The most likely cause of thrombocytopenia in this patient is heparin-induced thrombocytopenia (HIT), given the recent exposure to enoxaparin (a low molecular weight heparin) in the context of acute vaso-occlusive crisis management.

Clinical Reasoning

Why HIT is the Most Likely Diagnosis

The patient received enoxaparin, which directly triggers HIT through antibody formation against platelet Factor 4-heparin complexes. 1 The FDA label explicitly warns that heparin-induced thrombocytopenia is a serious antibody-mediated reaction that occurs in patients treated with heparin, with thrombocytopenia reported at frequencies up to 30%. 1

The timing and platelet count are consistent with HIT. 2 The thrombocytopenia typically occurs 2 to 20 days (average 5 to 9 days) following the onset of heparin therapy, though it can occur earlier if there has been prior heparin exposure within the previous 3 months. 1 The platelet count of 80,000/mm³ falls within the typical HIT range (often between 30,000-70,000/mm³). 2

Applying the 4T Score for HIT

Using the validated 4T scoring system to assess clinical probability: 2

• Thrombocytopenia (T1): Platelet count of 80,000/mm³ with presumed >50% drop from baseline scores 2 points 2
• Timing (T2): Recent enoxaparin exposure during current hospitalization scores 2 points 2
• Thrombosis (T3): No documented thrombosis mentioned scores 0 points 2
• Other causes (T4): Sickle cell disease itself can cause thrombocytopenia, but this is typically mild and associated with splenic sequestration scores 1 point 2

This yields a 4T score of 5 (intermediate to high probability), warranting immediate anti-PF4 antibody testing and discontinuation of heparin. 2

Why Other Diagnoses Are Less Likely

ITP (Immune Thrombocytopenic Purpura)

While one case report suggests SCA may predispose to ITP 3, this is exceedingly rare and would not be the first consideration in a patient with recent heparin exposure.
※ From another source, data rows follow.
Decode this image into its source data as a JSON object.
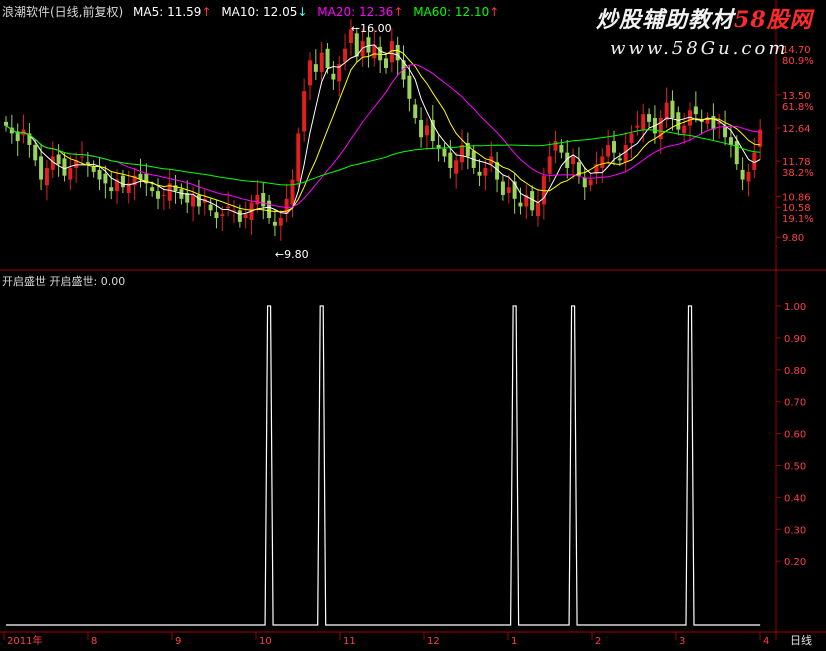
{
  "header": {
    "title": "浪潮软件(日线,前复权)",
    "ma5_label": "MA5: 11.59",
    "ma10_label": "MA10: 12.05",
    "ma20_label": "MA20: 12.36",
    "ma60_label": "MA60: 12.10",
    "arrow_up": "↑",
    "arrow_down": "↓"
  },
  "indicator": {
    "title": "开启盛世",
    "value_label": "开启盛世: 0.00"
  },
  "watermark": {
    "line1_a": "炒股辅助教材",
    "line1_b": "58股网",
    "line2": "www.58Gu.com"
  },
  "colors": {
    "ma5": "#ffffff",
    "ma10": "#ffff00",
    "ma20": "#ff00ff",
    "ma60": "#00ff00",
    "up": "#ff3232",
    "down": "#54fcfc",
    "candle_up": "#e02020",
    "candle_down": "#9ad45a",
    "axis": "#a00000",
    "axis_text": "#ff4040"
  },
  "chart_data": [
    {
      "type": "candlestick",
      "ylim": [
        9.0,
        15.5
      ],
      "y_ticks": [
        {
          "value": 14.7,
          "pct": "80.9%"
        },
        {
          "value": 13.5,
          "pct": "61.8%"
        },
        {
          "value": 12.64,
          "pct": ""
        },
        {
          "value": 11.78,
          "pct": "38.2%"
        },
        {
          "value": 10.86,
          "pct": ""
        },
        {
          "value": 10.58,
          "pct": "19.1%"
        },
        {
          "value": 9.8,
          "pct": ""
        }
      ],
      "x_labels": [
        "2011年",
        "8",
        "9",
        "10",
        "11",
        "12",
        "1",
        "2",
        "3",
        "4"
      ],
      "x_label_text": "日线",
      "annotations": [
        {
          "label": "16.00",
          "type": "high"
        },
        {
          "label": "9.80",
          "type": "low"
        }
      ],
      "close": [
        12.7,
        12.5,
        12.3,
        12.6,
        12.2,
        11.8,
        11.3,
        11.6,
        11.9,
        11.7,
        11.4,
        11.6,
        11.8,
        11.9,
        11.7,
        11.5,
        11.3,
        11.2,
        11.0,
        11.3,
        11.1,
        11.2,
        11.4,
        11.3,
        11.2,
        11.0,
        10.8,
        10.9,
        11.2,
        11.0,
        10.8,
        10.7,
        10.9,
        10.6,
        10.8,
        10.5,
        10.3,
        10.4,
        10.6,
        10.5,
        10.2,
        10.4,
        10.7,
        10.9,
        10.6,
        10.3,
        10.1,
        10.3,
        10.8,
        11.3,
        12.5,
        13.6,
        14.4,
        14.1,
        14.6,
        14.2,
        13.9,
        14.3,
        14.7,
        15.2,
        14.5,
        14.9,
        14.6,
        14.8,
        14.4,
        14.2,
        14.9,
        14.4,
        13.9,
        13.4,
        12.9,
        12.4,
        12.7,
        12.3,
        12.1,
        11.9,
        11.6,
        11.8,
        12.2,
        11.9,
        11.6,
        11.4,
        11.6,
        11.9,
        11.3,
        10.9,
        11.1,
        10.8,
        10.6,
        10.9,
        10.5,
        10.7,
        11.4,
        11.9,
        12.3,
        12.0,
        11.6,
        11.9,
        11.4,
        11.1,
        11.3,
        11.7,
        11.9,
        12.2,
        12.0,
        11.8,
        12.2,
        12.5,
        12.7,
        13.0,
        12.8,
        12.5,
        12.9,
        13.3,
        12.9,
        12.6,
        12.7,
        13.1,
        13.0,
        12.8,
        12.9,
        12.6,
        12.8,
        12.4,
        12.2,
        11.7,
        11.3,
        11.5,
        12.0,
        12.6
      ]
    },
    {
      "type": "line",
      "title": "开启盛世",
      "ylim": [
        0,
        1.05
      ],
      "y_ticks": [
        1.0,
        0.9,
        0.8,
        0.7,
        0.6,
        0.5,
        0.4,
        0.3,
        0.2
      ],
      "spike_indices": [
        45,
        54,
        87,
        97,
        117
      ],
      "baseline": 0.0
    }
  ]
}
ITP typically presents with more severe thrombocytopenia (<20,000/mm³) and lacks the temporal relationship with heparin administration. 2

HUS (Hemolytic Uremic Syndrome)

The patient has normal creatinine and urea, which essentially rules out HUS. 2 HUS requires evidence of acute kidney injury as a defining feature.

TTP (Thrombotic Thrombocytopenic Purpura)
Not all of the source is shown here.